Taking all of these facts and observations into account, James Gosling’s Java is clearly

one of the most efficient languages to be imagined, planned out, and created. Its goal of being a

simpler, more reliable, and more useful language than its predecessors has undoubtedly been

fulfilled and surpassed. The Java language now has worldwide use and fame, among amateur

and professional programmers alike. In Sebesta’s words, one of the reasons for Java’s rapid rise

to prominence is simply that programmers like its design (Sebesta, p.93). Its popularity may be

attributed to its reliability, its portability, its potential, its low cost, and many other things, or it

may simply be attributed to the genius of James Gosling and the workers at Sun Microsystems.
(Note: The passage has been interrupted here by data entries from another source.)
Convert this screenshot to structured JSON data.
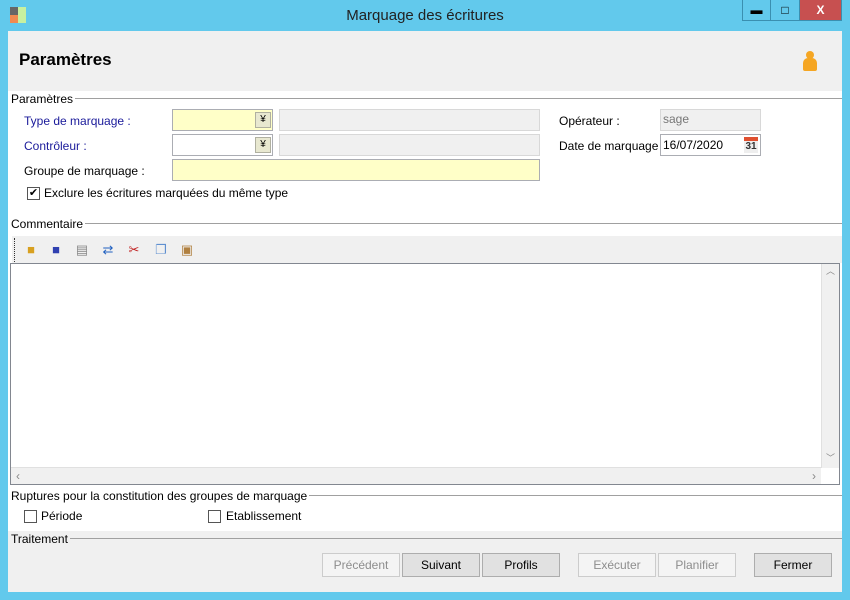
{
  "window": {
    "title": "Marquage des écritures",
    "minimize": "▬",
    "maximize": "□",
    "close": "X"
  },
  "header": {
    "title": "Paramètres",
    "user_icon": "person-icon"
  },
  "parametres": {
    "section": "Paramètres",
    "type_label": "Type de marquage :",
    "type_value": "",
    "type_desc": "",
    "controleur_label": "Contrôleur :",
    "controleur_value": "",
    "controleur_desc": "",
    "groupe_label": "Groupe de marquage :",
    "groupe_value": "",
    "operateur_label": "Opérateur :",
    "operateur_value": "sage",
    "date_label": "Date de marquage :",
    "date_value": "16/07/2020",
    "calendar_text": "31",
    "exclure_label": "Exclure les écritures marquées du même type",
    "exclure_checked": true
  },
  "commentaire": {
    "section": "Commentaire",
    "text": "",
    "toolbar": [
      "open-icon",
      "save-icon",
      "print-icon",
      "refresh-icon",
      "cut-icon",
      "copy-icon",
      "paste-icon"
    ]
  },
  "ruptures": {
    "section": "Ruptures pour la constitution des groupes de marquage",
    "periode": "Période",
    "periode_checked": false,
    "etablissement": "Etablissement",
    "etablissement_checked": false
  },
  "traitement": {
    "section": "Traitement",
    "buttons": {
      "precedent": "Précédent",
      "suivant": "Suivant",
      "profils": "Profils",
      "executer": "Exécuter",
      "planifier": "Planifier",
      "fermer": "Fermer"
    }
  }
}
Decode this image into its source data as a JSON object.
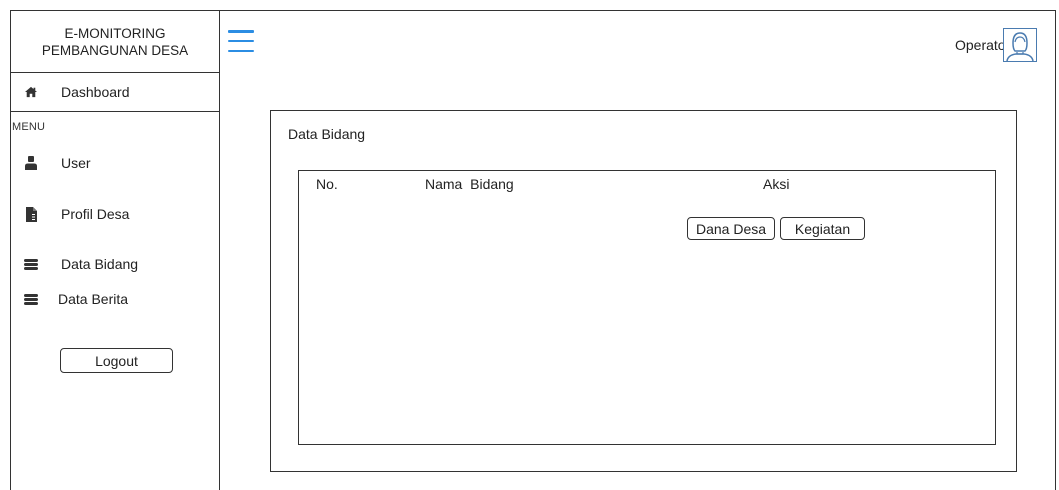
{
  "app": {
    "title_line1": "E-MONITORING",
    "title_line2": "PEMBANGUNAN DESA"
  },
  "header": {
    "menu_icon": "hamburger-icon",
    "user_role": "Operator",
    "avatar_icon": "user-avatar-icon",
    "accent_color": "#2b8de3"
  },
  "sidebar": {
    "dashboard": {
      "label": "Dashboard",
      "icon": "home-icon"
    },
    "menu_heading": "MENU",
    "items": [
      {
        "label": "User",
        "icon": "user-icon"
      },
      {
        "label": "Profil Desa",
        "icon": "document-icon"
      },
      {
        "label": "Data Bidang",
        "icon": "database-icon"
      },
      {
        "label": "Data Berita",
        "icon": "database-icon"
      }
    ],
    "logout_label": "Logout"
  },
  "main": {
    "title": "Data Bidang",
    "table": {
      "columns": [
        "No.",
        "Nama  Bidang",
        "Aksi"
      ],
      "actions": [
        "Dana Desa",
        "Kegiatan"
      ]
    }
  }
}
In either case, we have object-oriented programming to thank for the new possibilities brought

about by the richness of the Java language.

Bibliography

Deitel, Paul and Harvey Deitel. Java: How to Program, 8th Edition. Upper Saddle River: Pearson Education, Inc., 2010.

Oracle. Lesson: Language Basics (The Java Tutorials > Learning the Java Language). 14 June 2012. 9 November 2012. <http://docs.oracle.com/javase/tutorial/java/nutsandbolts/index.html>.

Sebesta, Robert W. Concepts of Programming Languages, 10th Edition. Upper Saddle River: Pearson Education, 2012.